The most remarkable thing about turning seventy, other than the veneration one expects but rarely gets, is how unremarkable it all seems. Of course, there is significance to seventy – one is supposed to be revered for one's sagacity and respected for one's endurance. Old age is associated with patinas, such as one might find on a dusty volume, an antique chair or, better yet, in a fine Bordeaux. But I don't feel any more revered or respected (other than by my grandchildren whose powers of discernment are not yet fully developed) than I did a week ago.

Gertrude Stein once said, “We are always the same age inside.” That is true. I look at my wife, or my brothers and sisters, and I see the person I knew fifty or more years ago. Returning to my high school's fiftieth reunion a few years ago, it was not the wrinkled, stooped, balding, elderly gentlemen that confronted me that I noticed; it was the young men they had been. Looking at myself in the mirror every day for the roughly 10,000 times I have shaved, I never notice the gradual change in my features. I feel a little like Dorian Grey, unaware there is a portrait in the attic that is aging.

As much as anything, it is the rapidity with which time seems to sail by, that is most notable. Thoughts of mortality rise to the surface more frequently than they did twenty or thirty years ago. In my teens I thought I was immortal, but no longer. Thornton Wilder captured the fleetness of time in his play, Our Town, written in the town in New Hampshire where I grew up, Peterborough, when he was a resident of the MacDowell Colony. The play is an allegory; it traces the residents of a small New England village through several generations. The stage manager delicately and sensitively assists the viewer, or reader, through several scenes portraying critical moments in the lives of some of the residents, from birth to marriage to death. In the middle of the second act – on Emily Webb's and George Gibb's wedding day – the stage manager ruminates on Mr. and Mrs. Webb's life together: “You know how it is: you're twenty-one or twenty-two and you make some decisions; then whissh! You're seventy.” That is the way I feel, especially about the passing of the forty-eight years since I met my wife, Caroline.

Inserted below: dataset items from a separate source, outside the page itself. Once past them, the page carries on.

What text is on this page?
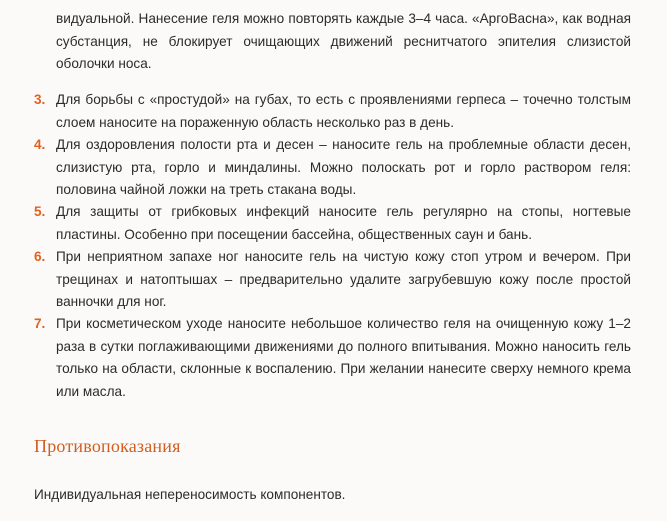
видуальной. Нанесение геля можно повторять каждые 3–4 часа. «АргоВасна», как водная субстанция, не блокирует очищающих движений реснитчатого эпителия слизистой оболочки носа.
3. Для борьбы с «простудой» на губах, то есть с проявлениями герпеса – точечно толстым слоем наносите на пораженную область несколько раз в день.
4. Для оздоровления полости рта и десен – наносите гель на проблемные области десен, слизистую рта, горло и миндалины. Можно полоскать рот и горло раствором геля: половина чайной ложки на треть стакана воды.
5. Для защиты от грибковых инфекций наносите гель регулярно на стопы, ногтевые пластины. Особенно при посещении бассейна, общественных саун и бань.
6. При неприятном запахе ног наносите гель на чистую кожу стоп утром и вечером. При трещинах и натоптышах – предварительно удалите загрубевшую кожу после простой ванночки для ног.
7. При косметическом уходе наносите небольшое количество геля на очищенную кожу 1–2 раза в сутки поглаживающими движениями до полного впитывания. Можно наносить гель только на области, склонные к воспалению. При желании нанесите сверху немного крема или масла.
Противопоказания
Индивидуальная непереносимость компонентов.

Life is filled with decisions. We pick a college. We find a place to live. We get married and have children. We pick up and move. We change careers. Each decision carries consequences, most of which cannot be foreseen. Decisions, subsequent to mine, have resulted in ten grandchildren, a source of immense pleasure and enormous pride. Knowing that they will follow fills me with hope for a future that too often appears uncertain. The message is: life is filled with wonder and surprises; it cannot be foreseen; it is to be savored. The greatest regret we have as we get older is rarely what we did, but things we might have done, but did not.

In a speech in 1905, on the occasion of his seventieth birthday, Mark Twain said, “Three score and ten! It is the Scriptural statute of limitations.” I don't think so. Seventy today is not the same as my grandfathers. I cannot picture my grandparents schussing Vail’s Riva Ridge, as I recently did. When I go out on the tennis courts at the Hillsboro Club in Florida, I look and feel like a newborn gazelle. There are people in their nineties batting the ball back and forth with surprising vigor. The concept of retiring is unappealing and, in fact, frightening, marking, as it does, the end of a person’s active life. It would bring to an end a career I still enjoy. The business has brought great friends, for which I am thankful; to be surrounded with youth helps keep me young.

Henry Wadsworth Longfellow wrote: “To be seventy-years old is like climbing the Alps. You reach a snow-crowned summit, and see behind you the deep valley stretching miles and miles away, and before you other summits higher and whiter, which you may have the strength to climb or not. Then you sit down and meditate and wonder which it will be.”

While I enjoy the memories, I don't have to sit down and meditate about the future. I know that I will aim for the “higher and whiter” summits, and will continue to live this life and hike these hills as long as I am able.